No Exit Bagi Pengantin Jihadis
30 Mei 2015Kebanyakan perempuan muda Eropa yang tertarik bergabung dengan IS tidak menyadari, apa dampak dari keputusan mereka itu. Situasi dan kondisi di kawasan konflik, bukanlah seperti pelabuhan damai yang mereka bayangkan. Melainkan kawasan bergolak yang penuh api dan peluru serta kawasan tanpa infrastruktur memadai. Demikian laporan yang dipublisir institut untuk dialog strategis dan pusat kajian radikalisme internasional di King's College London.
Kaum perempuan yang bergabung dengan Islamic State ibaratnya mengantungi tiket sekali jalan tanpa tiket pulang. Kebanyakan "hilang" di tengah hiruk pikuk perang dan konflik di Suriah dan Irak. Segelintir "pengantin jihadis" yang berhasil meloloskan diri dari sekapan Islamic State dan berhasil pulang ke negaranya, akan ditangkap dengan tuduhan ikut serta dalam sebuah kelompok teroris.

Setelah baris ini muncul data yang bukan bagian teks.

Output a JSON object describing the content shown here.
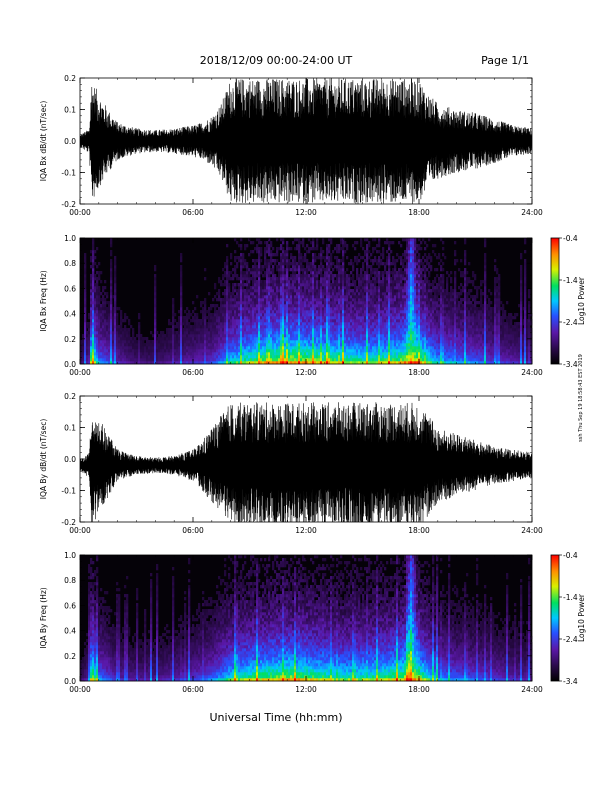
{
  "page": {
    "title": "2018/12/09   00:00-24:00 UT",
    "page_label": "Page 1/1",
    "side_stamp": "ssh Thu Sep 19 18:58:43 EST 2019",
    "xlabel": "Universal Time (hh:mm)"
  },
  "colors": {
    "trace": "#000000",
    "spectrogram_background": "#050208",
    "colorbar_stops": [
      "#000000",
      "#2a0a4a",
      "#5a18a8",
      "#2850ff",
      "#00c8ff",
      "#00e060",
      "#d8f000",
      "#ff9000",
      "#ff0000"
    ]
  },
  "chart_data": [
    {
      "type": "line",
      "name": "dBx/dt time series",
      "ylabel": "IQA Bx dB/dt (nT/sec)",
      "x_ticks": [
        "00:00",
        "06:00",
        "12:00",
        "18:00",
        "24:00"
      ],
      "xlim": [
        0,
        24
      ],
      "ylim": [
        -0.2,
        0.2
      ],
      "y_ticks": [
        -0.2,
        -0.1,
        0.0,
        0.1,
        0.2
      ],
      "y_tick_labels": [
        "-0.2",
        "-0.1",
        "0.0",
        "0.1",
        "0.2"
      ],
      "envelope_hours": [
        0,
        0.5,
        0.6,
        1.0,
        1.5,
        2.0,
        3.0,
        4.0,
        5.0,
        6.0,
        6.5,
        7.0,
        7.5,
        8.0,
        8.5,
        9.0,
        10.0,
        11.0,
        12.0,
        13.0,
        14.0,
        15.0,
        16.0,
        16.5,
        17.0,
        17.5,
        18.0,
        18.5,
        19.0,
        20.0,
        21.0,
        22.0,
        23.0,
        24.0
      ],
      "envelope_amplitude": [
        0.02,
        0.04,
        0.2,
        0.15,
        0.1,
        0.06,
        0.04,
        0.035,
        0.04,
        0.05,
        0.06,
        0.08,
        0.12,
        0.2,
        0.2,
        0.2,
        0.2,
        0.2,
        0.2,
        0.2,
        0.2,
        0.2,
        0.2,
        0.2,
        0.2,
        0.2,
        0.2,
        0.15,
        0.12,
        0.1,
        0.09,
        0.07,
        0.05,
        0.04
      ],
      "baseline": 0.0
    },
    {
      "type": "heatmap",
      "name": "Bx spectrogram",
      "ylabel": "IQA Bx Freq (Hz)",
      "x_ticks": [
        "00:00",
        "06:00",
        "12:00",
        "18:00",
        "24:00"
      ],
      "xlim": [
        0,
        24
      ],
      "ylim": [
        0.0,
        1.0
      ],
      "y_ticks": [
        0.0,
        0.2,
        0.4,
        0.6,
        0.8,
        1.0
      ],
      "y_tick_labels": [
        "0.0",
        "0.2",
        "0.4",
        "0.6",
        "0.8",
        "1.0"
      ],
      "colorbar": {
        "label": "Log10 Power",
        "min": -3.4,
        "max": -0.4,
        "ticks": [
          -3.4,
          -2.4,
          -1.4,
          -0.4
        ],
        "tick_labels": [
          "-3.4",
          "-2.4",
          "-1.4",
          "-0.4"
        ]
      },
      "activity_hours": [
        0,
        0.5,
        0.6,
        1.0,
        2.0,
        3.0,
        4.0,
        5.0,
        6.0,
        7.0,
        8.0,
        9.0,
        10.0,
        11.0,
        12.0,
        13.0,
        14.0,
        15.0,
        16.0,
        17.0,
        17.5,
        18.0,
        18.5,
        19.0,
        20.0,
        21.0,
        22.0,
        23.0,
        24.0
      ],
      "activity_level": [
        0.15,
        0.3,
        0.9,
        0.5,
        0.3,
        0.2,
        0.2,
        0.25,
        0.3,
        0.35,
        0.6,
        0.75,
        0.85,
        0.9,
        0.85,
        0.8,
        0.75,
        0.7,
        0.75,
        0.8,
        0.95,
        0.9,
        0.7,
        0.55,
        0.5,
        0.45,
        0.35,
        0.3,
        0.25
      ],
      "bright_hour": 17.6,
      "value_range": [
        -3.4,
        -0.4
      ]
    },
    {
      "type": "line",
      "name": "dBy/dt time series",
      "ylabel": "IQA By dB/dt (nT/sec)",
      "x_ticks": [
        "00:00",
        "06:00",
        "12:00",
        "18:00",
        "24:00"
      ],
      "xlim": [
        0,
        24
      ],
      "ylim": [
        -0.2,
        0.2
      ],
      "y_ticks": [
        -0.2,
        -0.1,
        0.0,
        0.1,
        0.2
      ],
      "y_tick_labels": [
        "-0.2",
        "-0.1",
        "0.0",
        "0.1",
        "0.2"
      ],
      "envelope_hours": [
        0,
        0.5,
        0.6,
        1.0,
        1.5,
        2.0,
        3.0,
        4.0,
        5.0,
        6.0,
        6.5,
        7.0,
        7.5,
        8.0,
        8.5,
        9.0,
        10.0,
        11.0,
        12.0,
        13.0,
        14.0,
        15.0,
        16.0,
        16.5,
        17.0,
        17.5,
        18.0,
        18.5,
        19.0,
        20.0,
        21.0,
        22.0,
        23.0,
        24.0
      ],
      "envelope_amplitude": [
        0.02,
        0.04,
        0.2,
        0.15,
        0.1,
        0.05,
        0.03,
        0.025,
        0.03,
        0.05,
        0.08,
        0.12,
        0.16,
        0.2,
        0.2,
        0.2,
        0.2,
        0.2,
        0.2,
        0.2,
        0.2,
        0.2,
        0.2,
        0.2,
        0.2,
        0.2,
        0.2,
        0.16,
        0.12,
        0.1,
        0.08,
        0.06,
        0.05,
        0.04
      ],
      "baseline": -0.02
    },
    {
      "type": "heatmap",
      "name": "By spectrogram",
      "ylabel": "IQA By Freq (Hz)",
      "x_ticks": [
        "00:00",
        "06:00",
        "12:00",
        "18:00",
        "24:00"
      ],
      "xlim": [
        0,
        24
      ],
      "ylim": [
        0.0,
        1.0
      ],
      "y_ticks": [
        0.0,
        0.2,
        0.4,
        0.6,
        0.8,
        1.0
      ],
      "y_tick_labels": [
        "0.0",
        "0.2",
        "0.4",
        "0.6",
        "0.8",
        "1.0"
      ],
      "colorbar": {
        "label": "Log10 Power",
        "min": -3.4,
        "max": -0.4,
        "ticks": [
          -3.4,
          -2.4,
          -1.4,
          -0.4
        ],
        "tick_labels": [
          "-3.4",
          "-2.4",
          "-1.4",
          "-0.4"
        ]
      },
      "activity_hours": [
        0,
        0.5,
        0.6,
        1.0,
        2.0,
        3.0,
        4.0,
        5.0,
        6.0,
        7.0,
        8.0,
        9.0,
        10.0,
        11.0,
        12.0,
        13.0,
        14.0,
        15.0,
        16.0,
        17.0,
        17.5,
        18.0,
        18.5,
        19.0,
        20.0,
        21.0,
        22.0,
        23.0,
        24.0
      ],
      "activity_level": [
        0.15,
        0.3,
        0.9,
        0.5,
        0.3,
        0.25,
        0.25,
        0.3,
        0.35,
        0.45,
        0.65,
        0.75,
        0.8,
        0.85,
        0.8,
        0.75,
        0.7,
        0.7,
        0.75,
        0.8,
        0.95,
        0.85,
        0.65,
        0.5,
        0.45,
        0.4,
        0.35,
        0.3,
        0.25
      ],
      "bright_hour": 17.6,
      "value_range": [
        -3.4,
        -0.4
      ]
    }
  ]
}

Hasil riset terbaru juga menyebutkan, istilah "pengantin jihadis" yang umum dipakai buat kaum perempuan yang bergabung dengan Islamic State di Suriah adalah penyederhanaan kasus, yang menjadi kendala bagi sukses memerangi radikalisasi di kalangan perempuan usia muda. Hal itu juga menyulitkan upaya mencegah perekrutan langsung perempuan muda lewat jejaring internet dan media sosial.
Diperkirakan antara 550 hingga 600 perempuan muda dari 15 negara Eropa telah bergabung dengan IS. Ironisnya banyak diantara perempuan yang bergabung dengan Islamic State memiliki latar belakang pendidikan cukup dan dari keluarga menengah.
Rentan tertipu propaganda
Riset King"S College London itu juga menyebutkan, terutama perempuan muda dan terdidik yang merasa terisolir dari lingkungannya, amat mudah tertipu retorika Islamic State mengenai ilusi ideal kehidupan seorang Muslimah. Banyak yang masih dalam fase labil mencari identitas diri saat memasuki masa dewasa.
Mereka mencari arti klehidupan atau mencari sesama Muslimah yang senasib merasa terkucil dalam kehidupan sekuler dunia barat. Tapi banyak yang mengimpikan mendapat pasangan hidup ideal dari kalangan "jihadis" di negara "jihad" di Suriah dan Irak. Mereka juga berilusi mendapat hak-hak perempuan dan juga pemberdayaan perang kaum perempuan di negara itu.
Realitanya, kehidupan di kawasan konflik Suriah sangatlah sulit. Lewat posting di media sosial, memang kelihatannya para "pengantin jihadis" itu hidup dengan ceria. Tapi jika dicermati, di dalam blog atau postingan mereka akan jelas terbaca kehidupan radikal sehari-hari, yang ditingkahi tidak adanya listrik, kurangnya bahan pangan dan obat-obatan dan tidak adanya kebebasan.
Milisi ISIS juga sangat membatasi peranan dan gerakan perempuan. Memang betul, para "pengantin jihadis" itu nyaris semuanya segera menemukan pasangan hidupnya. Tapi bukan pasangan idaman dan juga tidak langgeng, karena perceraian juga gampang sekali dilakukan. Banyak yang mengaku, bahkan dipaksa kawin dengan beberapa orang lelaki dan jadi budak seks bagi anggota milisi.